Personally I find I kinda do better on higher protein like the trad'l Okinawans and a little carbs on days I lift wts.

For wt loss have you looked into some insulin sensitizing agents? Many of these are anti-inflammatory and improve glucoses downstream:
--whey protein (Source Naturals is great and grassfed)
--leucine
--taurine
--carnosine (+/- b-alanine)
--R alpha lipoic acid
--L-carnitine
--pycnogenol
--curcumin
--turmeric
--cinnamon
--resveratrol
--cayenne

Do you get enough Selenium (200mcg/d), vitamin B6 (50-100mg/d), tocotrienol + tocopherols ?
-G

epistemocrat said...

I love this, Dr. B G:

"I think the world would sure be a kinder place if everyone knew the proper diet for your genetics! Food is iatrogenic. *haa*"

Of course, I agree completely.

Also, lean protein never made sense to me.

To hyperlipidity,

BP

Dr. B G said...

Exactly!

I used to always throw away the chicken breasts... (now I learned how to brine and they turn out J-U-I-C-Y! YUM.)

Aaron Blaisdell said...

Beautiful post, G, and wonderful comments, too!

I've upped my lipids into the hyper range over the past week and have been getting deliciously deep and restorative sleep every night. I feel calmer, too. Yesterday for lunch I consumed two eggs followed by 2/3 of a tub of FAGE Total yogurt with raw cacao nibs and shredded coconut, followed by a small serving of strawberries, followed by some delicious raw-milk cheese. I was stuffed and content. This is becoming a typical lunch for me. Sometimes I'll have a can of sardines in olive oil or left-over beef from the prior dinner instead of the yogurt, but I will then eat the yogurt AND greek-milk kefir in the evening. And I don't eat fatty meat, I eat meaty fat!

To health and wellbeing!

Happy New Year!

Dr. B G said...

Aaron!

Happy New Year to you and ur beaut family as well!

You are in the hyper lipid ZONE dude!!! *wink*

Are we spoiled? Life is GOOD... every minute.

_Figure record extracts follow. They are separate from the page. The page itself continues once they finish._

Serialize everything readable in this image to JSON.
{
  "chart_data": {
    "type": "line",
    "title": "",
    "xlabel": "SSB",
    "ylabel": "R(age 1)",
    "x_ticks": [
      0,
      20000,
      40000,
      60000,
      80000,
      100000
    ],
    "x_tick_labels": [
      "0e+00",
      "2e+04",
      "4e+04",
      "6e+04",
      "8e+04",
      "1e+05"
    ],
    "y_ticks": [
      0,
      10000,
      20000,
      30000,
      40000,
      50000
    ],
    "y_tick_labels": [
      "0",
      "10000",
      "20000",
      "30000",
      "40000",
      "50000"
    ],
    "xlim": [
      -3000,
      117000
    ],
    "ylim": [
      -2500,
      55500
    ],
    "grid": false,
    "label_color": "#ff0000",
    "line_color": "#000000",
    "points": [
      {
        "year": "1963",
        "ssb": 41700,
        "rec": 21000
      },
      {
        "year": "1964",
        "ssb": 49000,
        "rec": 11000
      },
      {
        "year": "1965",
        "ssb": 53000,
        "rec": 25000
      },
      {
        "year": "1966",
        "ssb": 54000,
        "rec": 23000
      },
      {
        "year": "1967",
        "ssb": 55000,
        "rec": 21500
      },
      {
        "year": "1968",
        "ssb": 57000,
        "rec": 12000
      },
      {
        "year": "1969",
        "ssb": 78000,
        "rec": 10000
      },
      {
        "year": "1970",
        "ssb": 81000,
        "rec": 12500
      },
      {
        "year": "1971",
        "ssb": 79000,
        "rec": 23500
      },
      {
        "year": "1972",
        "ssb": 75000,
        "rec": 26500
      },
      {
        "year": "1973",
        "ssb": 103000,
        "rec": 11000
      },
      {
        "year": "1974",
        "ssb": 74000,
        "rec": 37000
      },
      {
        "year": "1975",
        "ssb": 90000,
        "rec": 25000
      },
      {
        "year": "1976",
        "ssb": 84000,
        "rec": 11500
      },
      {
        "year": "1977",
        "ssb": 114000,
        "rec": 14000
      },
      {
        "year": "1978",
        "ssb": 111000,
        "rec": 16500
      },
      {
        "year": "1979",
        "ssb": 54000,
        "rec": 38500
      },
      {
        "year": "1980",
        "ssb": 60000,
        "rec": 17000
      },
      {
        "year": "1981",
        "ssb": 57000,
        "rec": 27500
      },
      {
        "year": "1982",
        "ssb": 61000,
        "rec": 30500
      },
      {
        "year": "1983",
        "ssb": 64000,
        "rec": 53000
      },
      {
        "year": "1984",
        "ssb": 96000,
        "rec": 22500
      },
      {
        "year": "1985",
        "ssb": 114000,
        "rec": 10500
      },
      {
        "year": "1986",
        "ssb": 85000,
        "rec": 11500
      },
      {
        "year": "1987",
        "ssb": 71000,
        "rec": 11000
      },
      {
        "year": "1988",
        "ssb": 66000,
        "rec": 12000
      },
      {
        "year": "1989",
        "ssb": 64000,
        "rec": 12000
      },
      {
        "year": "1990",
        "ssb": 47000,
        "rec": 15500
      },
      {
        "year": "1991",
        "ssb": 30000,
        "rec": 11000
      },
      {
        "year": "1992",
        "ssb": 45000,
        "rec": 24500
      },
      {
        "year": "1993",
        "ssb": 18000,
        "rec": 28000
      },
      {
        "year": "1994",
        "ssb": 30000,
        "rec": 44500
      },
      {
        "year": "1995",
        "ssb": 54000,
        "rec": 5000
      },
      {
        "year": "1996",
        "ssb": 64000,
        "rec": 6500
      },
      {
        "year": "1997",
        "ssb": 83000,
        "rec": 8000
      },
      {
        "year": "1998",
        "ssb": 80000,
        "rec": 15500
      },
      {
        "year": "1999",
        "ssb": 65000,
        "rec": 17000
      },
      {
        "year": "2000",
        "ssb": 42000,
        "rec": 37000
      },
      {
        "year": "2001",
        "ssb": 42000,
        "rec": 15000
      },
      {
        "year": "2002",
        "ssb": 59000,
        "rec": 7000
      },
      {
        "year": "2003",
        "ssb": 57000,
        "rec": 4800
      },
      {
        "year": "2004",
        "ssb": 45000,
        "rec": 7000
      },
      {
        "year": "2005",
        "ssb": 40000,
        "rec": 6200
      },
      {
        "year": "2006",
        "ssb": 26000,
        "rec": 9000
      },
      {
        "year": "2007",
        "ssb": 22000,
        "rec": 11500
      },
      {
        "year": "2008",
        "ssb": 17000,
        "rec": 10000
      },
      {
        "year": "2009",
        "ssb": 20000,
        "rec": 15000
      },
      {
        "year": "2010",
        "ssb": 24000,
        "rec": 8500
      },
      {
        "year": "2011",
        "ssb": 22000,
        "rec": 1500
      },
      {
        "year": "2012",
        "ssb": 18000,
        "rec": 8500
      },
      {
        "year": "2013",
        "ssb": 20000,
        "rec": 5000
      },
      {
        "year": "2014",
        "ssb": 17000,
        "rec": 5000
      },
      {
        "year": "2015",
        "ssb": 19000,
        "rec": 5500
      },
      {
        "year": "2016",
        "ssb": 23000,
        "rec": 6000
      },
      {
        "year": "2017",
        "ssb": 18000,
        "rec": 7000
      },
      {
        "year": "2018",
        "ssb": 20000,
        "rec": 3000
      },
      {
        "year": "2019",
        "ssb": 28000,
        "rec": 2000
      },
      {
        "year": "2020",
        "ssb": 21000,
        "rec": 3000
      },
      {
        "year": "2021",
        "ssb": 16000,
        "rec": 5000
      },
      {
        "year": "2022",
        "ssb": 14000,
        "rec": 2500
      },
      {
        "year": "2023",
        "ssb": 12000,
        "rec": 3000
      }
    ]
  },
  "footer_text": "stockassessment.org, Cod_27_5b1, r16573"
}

Ate 3-4 eggs, sauteed mushrooms (made by the hubby) and leftover miniburger patties (lamb, pork, beef from my sis' CSA -- all GRASSFED PASTURED) for breakfast w/french-pressed cafe du monde.

Just finished a nasty Xfit workout ('filthy 60') at DCF, enjoying my Peet's triple shot breve (might be the last dairy for me though for 2009 but yum... u know what they are now?), and getting ready to go SHOPPING on 4th street Berkeley w/my lil sis and our Paleo babies/kids :) (mostly window shopping but good walking *haa* as the wallet is leaner than my *ss right now!!)